The current edge of each node points to that node's best guess about the last node in the queue maintained by the next edges. Current edges may be out of date. This is because a node may not be aware of the fact that additional nodes have been enqueued. But this is okay. A request can follow the current edge to the "old" end of the queue. This node will in turn lead to a node farther back in the list. Eventually, the request will come to the end of the list.
Once a request reaches the end of the current edge chain, it will also be at the back of the queue maintained by the next pointers, so it can "get in line" and take its place at the end of the queue.
How do the current edges get updated? Well, as a request is perculating through the nodes via the current edges, each node's current edge is adjusted to point to the requesting node. Why? Well the requesting node is the most recent request and is (or will soon be) at the end of the request queue.
Let's walk through an example. Let's begin with some unrooted tree of nodes, giving one the token. The other nodes have current edges that eventually lead to the token holder. All of the next pointers are null, since no requests are enqueued.

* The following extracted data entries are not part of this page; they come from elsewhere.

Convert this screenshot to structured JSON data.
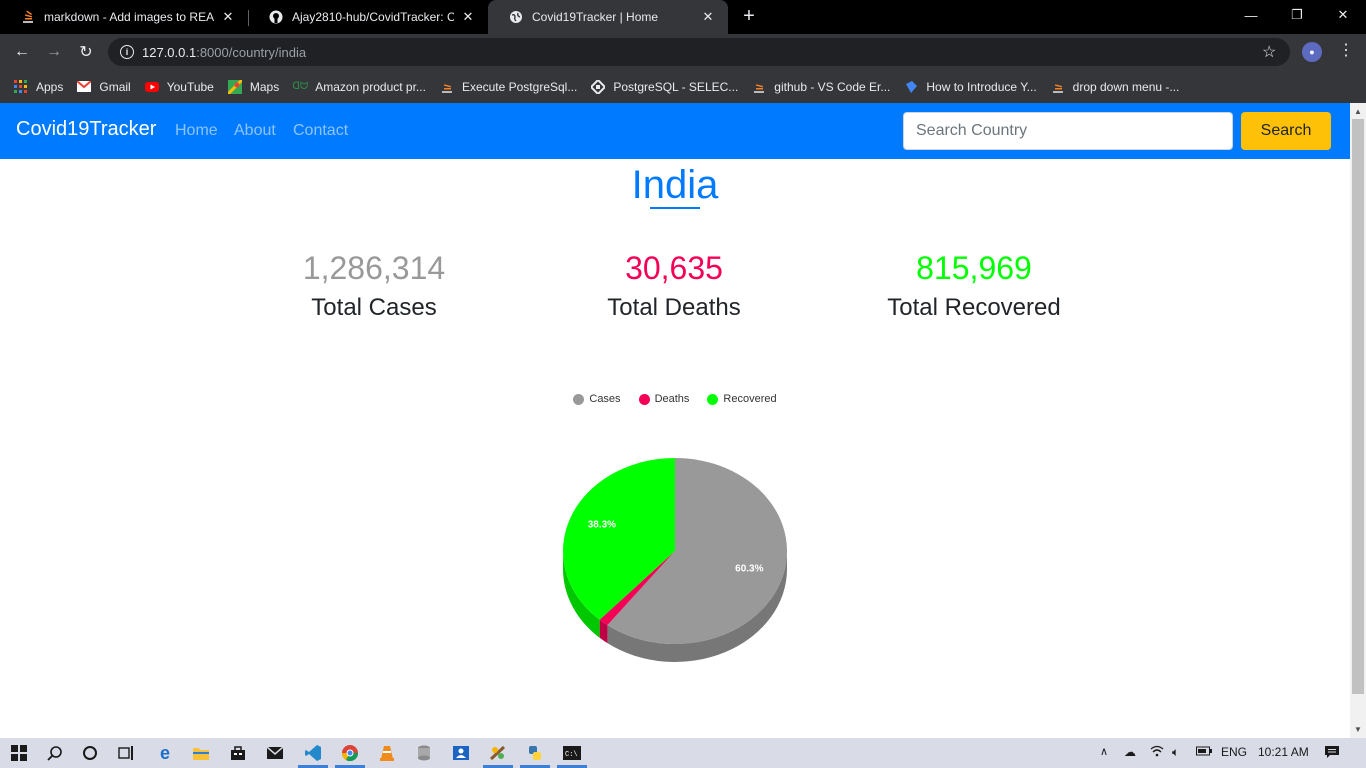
{
  "browser": {
    "tabs": [
      {
        "title": "markdown - Add images to READ",
        "icon": "stackoverflow-icon"
      },
      {
        "title": "Ajay2810-hub/CovidTracker: Covi",
        "icon": "github-icon"
      },
      {
        "title": "Covid19Tracker | Home",
        "icon": "globe-icon"
      }
    ],
    "active_tab": 2,
    "url_host": "127.0.0.1",
    "url_path": ":8000/country/india",
    "bookmarks": [
      {
        "label": "Apps",
        "icon": "apps-grid-icon"
      },
      {
        "label": "Gmail",
        "icon": "gmail-icon"
      },
      {
        "label": "YouTube",
        "icon": "youtube-icon"
      },
      {
        "label": "Maps",
        "icon": "maps-icon"
      },
      {
        "label": "Amazon product pr...",
        "icon": "geeksforgeeks-icon"
      },
      {
        "label": "Execute PostgreSql...",
        "icon": "stackoverflow-icon"
      },
      {
        "label": "PostgreSQL - SELEC...",
        "icon": "tutorial-icon"
      },
      {
        "label": "github - VS Code Er...",
        "icon": "stackoverflow-icon"
      },
      {
        "label": "How to Introduce Y...",
        "icon": "bookmark-icon"
      },
      {
        "label": "drop down menu -...",
        "icon": "stackoverflow-icon"
      }
    ]
  },
  "navbar": {
    "brand": "Covid19Tracker",
    "links": [
      "Home",
      "About",
      "Contact"
    ],
    "search_placeholder": "Search Country",
    "search_button": "Search"
  },
  "country": "India",
  "stats": [
    {
      "value": "1,286,314",
      "label": "Total Cases",
      "color": "#999999"
    },
    {
      "value": "30,635",
      "label": "Total Deaths",
      "color": "#f50057"
    },
    {
      "value": "815,969",
      "label": "Total Recovered",
      "color": "#00ff00"
    }
  ],
  "chart_data": {
    "type": "pie",
    "title": "",
    "categories": [
      "Cases",
      "Deaths",
      "Recovered"
    ],
    "values": [
      1286314,
      30635,
      815969
    ],
    "data_labels": [
      "60.3%",
      "",
      "38.3%"
    ],
    "colors": [
      "#999999",
      "#f50057",
      "#00ff00"
    ],
    "legend_position": "top",
    "is_3d": true
  },
  "taskbar": {
    "time": "10:21 AM",
    "language": "ENG"
  }
}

Now, let's see what happens if node 6 requests access to the critical section. It will forward its request to node 4, and then set its own current_dir edge to itself to indicate that it is at the end of the list. Node 4, will forward its request to node 3. Both node 4 and node 3 will reset their current_dir edges to point to node 6. Since node 3's next pointer has the token and its next edge is null, it will set its next edge to point to node 6. This indicates that it will give the token to node 6 once it is done with the critical section.

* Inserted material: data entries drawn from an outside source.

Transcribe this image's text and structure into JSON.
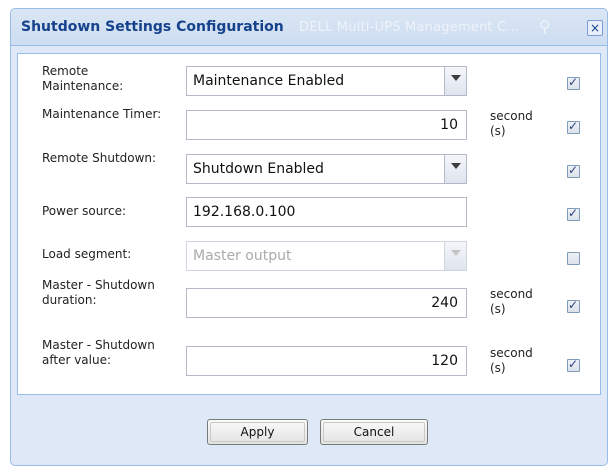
{
  "dialog": {
    "title": "Shutdown Settings Configuration",
    "background_title": "DELL Multi-UPS Management C...",
    "close_glyph": "×"
  },
  "fields": [
    {
      "label": "Remote Maintenance:",
      "type": "select",
      "value": "Maintenance Enabled",
      "unit": "",
      "checked": true
    },
    {
      "label": "Maintenance Timer:",
      "type": "number",
      "value": "10",
      "unit": "second (s)",
      "checked": true
    },
    {
      "label": "Remote Shutdown:",
      "type": "select",
      "value": "Shutdown Enabled",
      "unit": "",
      "checked": true
    },
    {
      "label": "Power source:",
      "type": "text",
      "value": "192.168.0.100",
      "unit": "",
      "checked": true
    },
    {
      "label": "Load segment:",
      "type": "select-disabled",
      "value": "Master output",
      "unit": "",
      "checked": false
    },
    {
      "label": "Master - Shutdown duration:",
      "type": "number",
      "value": "240",
      "unit": "second (s)",
      "checked": true
    },
    {
      "label": "Master - Shutdown after value:",
      "type": "number",
      "value": "120",
      "unit": "second (s)",
      "checked": true
    }
  ],
  "buttons": {
    "apply": "Apply",
    "cancel": "Cancel"
  },
  "icons": {
    "check": "✓",
    "background_search": "⚲"
  }
}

If node 2 makes a request for the critical section, its request will propogate through node 3 to the end of the current_dir chain. Nodes 3 and 6 will adjust their current_dir pointers. Node 6 will also adjust its next edge from null to point to ndoe 2. Please note that the next edges are forming the queue of nodes requesting the critical section and that the current_dir pointers are being updated as messages propogate through their origin nodes.
At this point, let's see what happens when node 3 leaves the critical section. It will pass the token to node 6, and set its own next pointer to null. Its understanding of the tail of the queue hasn't changed, so its current_dir edge does not change.
The same process will be followed when node 6 exits the critical section and passes the token to node 2:
It should be relatively straightforward to see that this approach reduces the number of messages per request with respect to Raymond's approach -- we only passed the token to an actual requestor, never as a simply matter of an intermediate hop.